For the figures, the fabricator for Canneto used a plasma-cutting process, to cut the forms from sheets of stainless steel between 1/2” to 5/8” thick. Most of us don’t realize that artwork intended for life outdoors must also meet some basic engineering requirements for strength, durability, wind resistance, and other safety issues (how sharply edges are finished, for example). The surfaces of the flat forms were then protected with a temporary covering while they were shaped, welded together as needed, and then the surfaces were polished to a reflective sheen. The sphere was assembled somewhat differently, from stainless steel pipe cut to provide frame for the stained and dichroic glass panels, which were cut by water-jet. Finally each figure was placed in the envisioned relationship to one another as the artist made final adjustments to the parts and the whole. The entire work was then shipped in pieces up to Akron and installed in late April on the great lawn at Summa Health.

Canneto has created many sculptures and installations for places of healing and places of worship, consonant with his view of art as one way for us to understand one another better.  As part of his commitment to social justice, he became involved with incarcerated youth and for sixteen years directed Art for a Child Safe America, an organization designed to assist young people at risk of violence.

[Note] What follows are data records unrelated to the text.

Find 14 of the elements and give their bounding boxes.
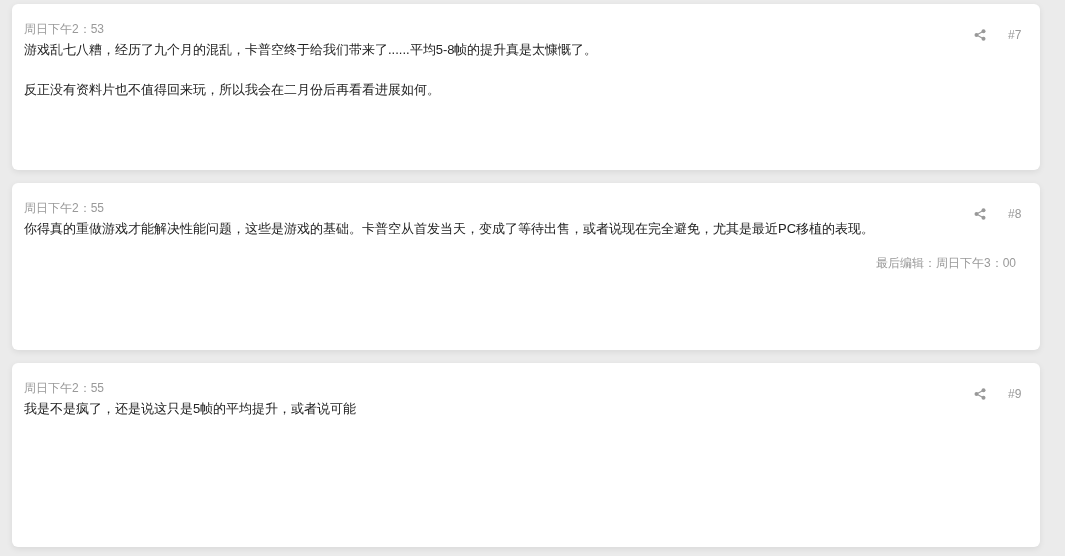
post-number[interactable]: #7 — [1008, 28, 1028, 42]
post-time: 周日下午2：55 — [24, 199, 105, 217]
share-icon[interactable] — [974, 208, 986, 220]
post-text: 游戏乱七八糟，经历了九个月的混乱，卡普空终于给我们带来了......平均5-8帧的提升真是太慷慨了。 — [24, 41, 599, 59]
post-text: 你得真的重做游戏才能解决性能问题，这些是游戏的基础。卡普空从首发当天，变成了等待出售，或者说现在完全避免，尤其是最近PC移植的表现。 — [24, 220, 876, 238]
edit-note: 最后编辑：周日下午3：00 — [875, 255, 1016, 272]
share-icon[interactable] — [974, 388, 986, 400]
post-text: 我是不是疯了，还是说这只是5帧的平均提升，或者说可能 — [24, 400, 358, 418]
post-time: 周日下午2：55 — [24, 379, 105, 397]
post-number[interactable]: #9 — [1008, 387, 1028, 401]
post-time: 周日下午2：53 — [24, 20, 105, 38]
post-number[interactable]: #8 — [1008, 207, 1028, 221]
share-icon[interactable] — [974, 29, 986, 41]
post-text: 反正没有资料片也不值得回来玩，所以我会在二月份后再看看进展如何。 — [24, 81, 441, 99]
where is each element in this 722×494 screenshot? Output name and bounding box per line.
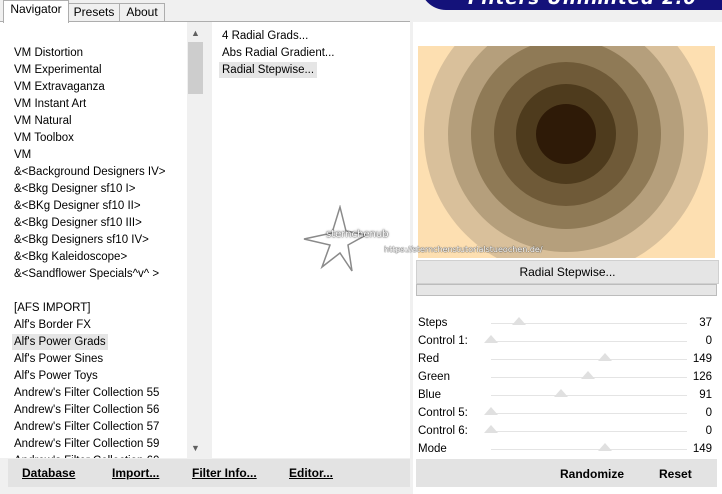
database-button[interactable]: Database	[22, 465, 75, 481]
category-item[interactable]: &<Sandflower Specials^v^ >	[14, 266, 159, 282]
parameter-row: Steps 37	[416, 314, 717, 332]
scroll-thumb[interactable]	[188, 42, 203, 94]
filter-item[interactable]: 4 Radial Grads...	[222, 28, 308, 44]
category-item[interactable]: VM Natural	[14, 113, 72, 129]
slider-thumb-icon[interactable]	[484, 407, 498, 415]
parameter-value: 149	[692, 443, 712, 455]
category-item[interactable]: VM Instant Art	[14, 96, 86, 112]
category-item[interactable]: [AFS IMPORT]	[14, 300, 90, 316]
parameter-label: Red	[418, 353, 440, 365]
parameter-slider[interactable]	[491, 413, 687, 414]
category-item[interactable]: Andrew's Filter Collection 57	[14, 419, 159, 435]
category-item[interactable]: VM Toolbox	[14, 130, 74, 146]
category-item[interactable]: &<Bkg Designers sf10 IV>	[14, 232, 149, 248]
parameter-slider[interactable]	[491, 341, 687, 342]
category-item[interactable]: VM Extravaganza	[14, 79, 105, 95]
parameter-value: 0	[705, 407, 712, 419]
parameter-row: Mode 149	[416, 440, 717, 458]
parameter-label: Control 6:	[418, 425, 468, 437]
parameter-row: Red 149	[416, 350, 717, 368]
progress-bar	[416, 284, 717, 296]
parameter-slider[interactable]	[491, 449, 687, 450]
category-item[interactable]: VM Distortion	[14, 45, 83, 61]
slider-thumb-icon[interactable]	[553, 389, 568, 397]
filter-info-button[interactable]: Filter Info...	[192, 465, 257, 481]
parameter-label: Control 5:	[418, 407, 468, 419]
parameter-value: 91	[699, 389, 712, 401]
slider-thumb-icon[interactable]	[512, 317, 527, 325]
parameter-label: Mode	[418, 443, 447, 455]
category-item[interactable]: &<Bkg Designer sf10 I>	[14, 181, 135, 197]
parameter-value: 126	[692, 371, 712, 383]
category-item[interactable]: &<Bkg Designer sf10 III>	[14, 215, 142, 231]
tab-about[interactable]: About	[119, 3, 165, 22]
app-banner: Filters Unlimited 2.0	[420, 0, 722, 10]
randomize-button[interactable]: Randomize	[560, 466, 624, 482]
filter-name-button[interactable]: Radial Stepwise...	[416, 260, 719, 284]
parameter-row: Blue 91	[416, 386, 717, 404]
preview-background	[418, 46, 715, 258]
tab-presets[interactable]: Presets	[67, 3, 121, 22]
editor-button[interactable]: Editor...	[289, 465, 333, 481]
tab-navigator[interactable]: Navigator	[3, 0, 69, 23]
parameter-value: 149	[692, 353, 712, 365]
slider-thumb-icon[interactable]	[580, 371, 595, 379]
category-item[interactable]: Alf's Power Toys	[14, 368, 98, 384]
filter-list[interactable]: 4 Radial Grads... Abs Radial Gradient... R…	[212, 22, 410, 458]
filter-item[interactable]: Radial Stepwise...	[219, 62, 318, 78]
banner-title: Filters Unlimited 2.0	[468, 0, 697, 9]
bottom-button-strip: Database Import... Filter Info... Editor…	[8, 459, 410, 487]
right-button-strip: Randomize Reset	[416, 459, 717, 487]
category-item[interactable]: Alf's Power Grads	[12, 334, 108, 350]
slider-thumb-icon[interactable]	[598, 443, 613, 451]
category-item[interactable]: &<Bkg Kaleidoscope>	[14, 249, 127, 265]
category-item[interactable]: Andrew's Filter Collection 60	[14, 453, 159, 458]
filter-item[interactable]: Abs Radial Gradient...	[222, 45, 335, 61]
preview-ring	[536, 104, 596, 164]
category-item[interactable]: VM Experimental	[14, 62, 102, 78]
category-item[interactable]: &<BKg Designer sf10 II>	[14, 198, 141, 214]
import-button[interactable]: Import...	[112, 465, 159, 481]
parameter-row: Control 1: 0	[416, 332, 717, 350]
reset-button[interactable]: Reset	[659, 466, 692, 482]
category-item[interactable]: &<Background Designers IV>	[14, 164, 166, 180]
category-item[interactable]: Andrew's Filter Collection 56	[14, 402, 159, 418]
category-item[interactable]: Andrew's Filter Collection 59	[14, 436, 159, 452]
parameter-row: Control 6: 0	[416, 422, 717, 440]
parameter-row: Green 126	[416, 368, 717, 386]
category-scrollbar[interactable]: ▲ ▼	[187, 22, 204, 458]
parameter-value: 0	[705, 335, 712, 347]
category-list[interactable]: VM Distortion VM Experimental VM Extravaga…	[0, 22, 186, 458]
parameter-label: Control 1:	[418, 335, 468, 347]
parameter-slider[interactable]	[491, 431, 687, 432]
scroll-down-icon[interactable]: ▼	[187, 440, 204, 457]
parameter-list: Steps 37 Control 1: 0 Red 149 Green 126 Blue 91 Co…	[416, 314, 717, 460]
preview-pane: Radial Stepwise... Steps 37 Control 1: 0 Red…	[413, 22, 722, 494]
parameter-value: 0	[705, 425, 712, 437]
parameter-label: Green	[418, 371, 450, 383]
parameter-slider[interactable]	[491, 395, 687, 396]
category-item[interactable]: VM	[14, 147, 31, 163]
category-list-pane: VM Distortion VM Experimental VM Extravaga…	[0, 22, 204, 458]
slider-thumb-icon[interactable]	[598, 353, 613, 361]
slider-thumb-icon[interactable]	[484, 425, 498, 433]
parameter-label: Blue	[418, 389, 442, 401]
parameter-slider[interactable]	[491, 359, 687, 360]
category-item[interactable]: Andrew's Filter Collection 55	[14, 385, 159, 401]
preview-image	[418, 46, 715, 258]
category-item[interactable]: Alf's Border FX	[14, 317, 91, 333]
category-item[interactable]: Alf's Power Sines	[14, 351, 103, 367]
parameter-row: Control 5: 0	[416, 404, 717, 422]
scroll-up-icon[interactable]: ▲	[187, 25, 204, 42]
parameter-label: Steps	[418, 317, 448, 329]
slider-thumb-icon[interactable]	[484, 335, 498, 343]
parameter-value: 37	[699, 317, 712, 329]
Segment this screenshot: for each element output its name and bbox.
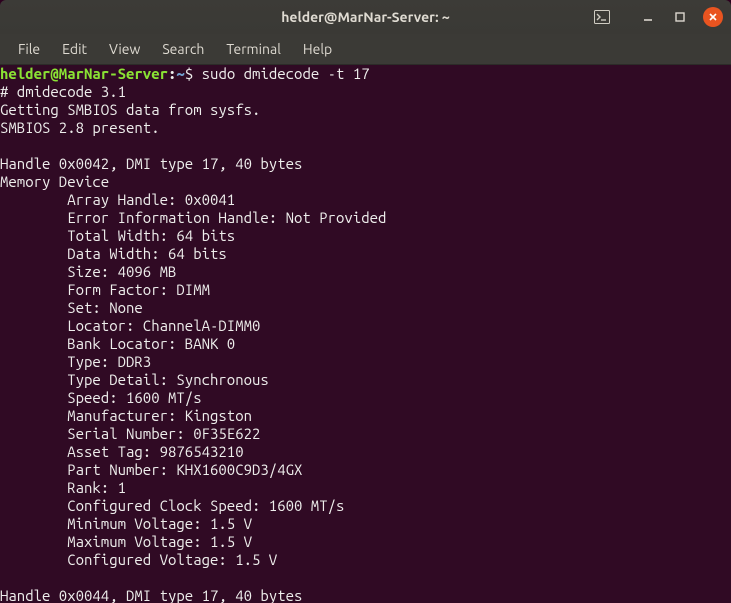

Where you can see more of this artist’s work:

A great overview of work by Stephen Canneto, some in collaboration with Judith Spater Canneto, can be found here. Canneto has done figural and abstract sculpture as well as mobiles and installations featuring dichroic glass in Columbus, Ohio (Mount Carmel Health Systems and Mull-Weithman Architects, as well as multiple public sculptures in downtown Columbus; in the Dayton Children’s Hospital and the Dayton Metro Library; in Rockville, Maryland, and in Coral Springs, Florida.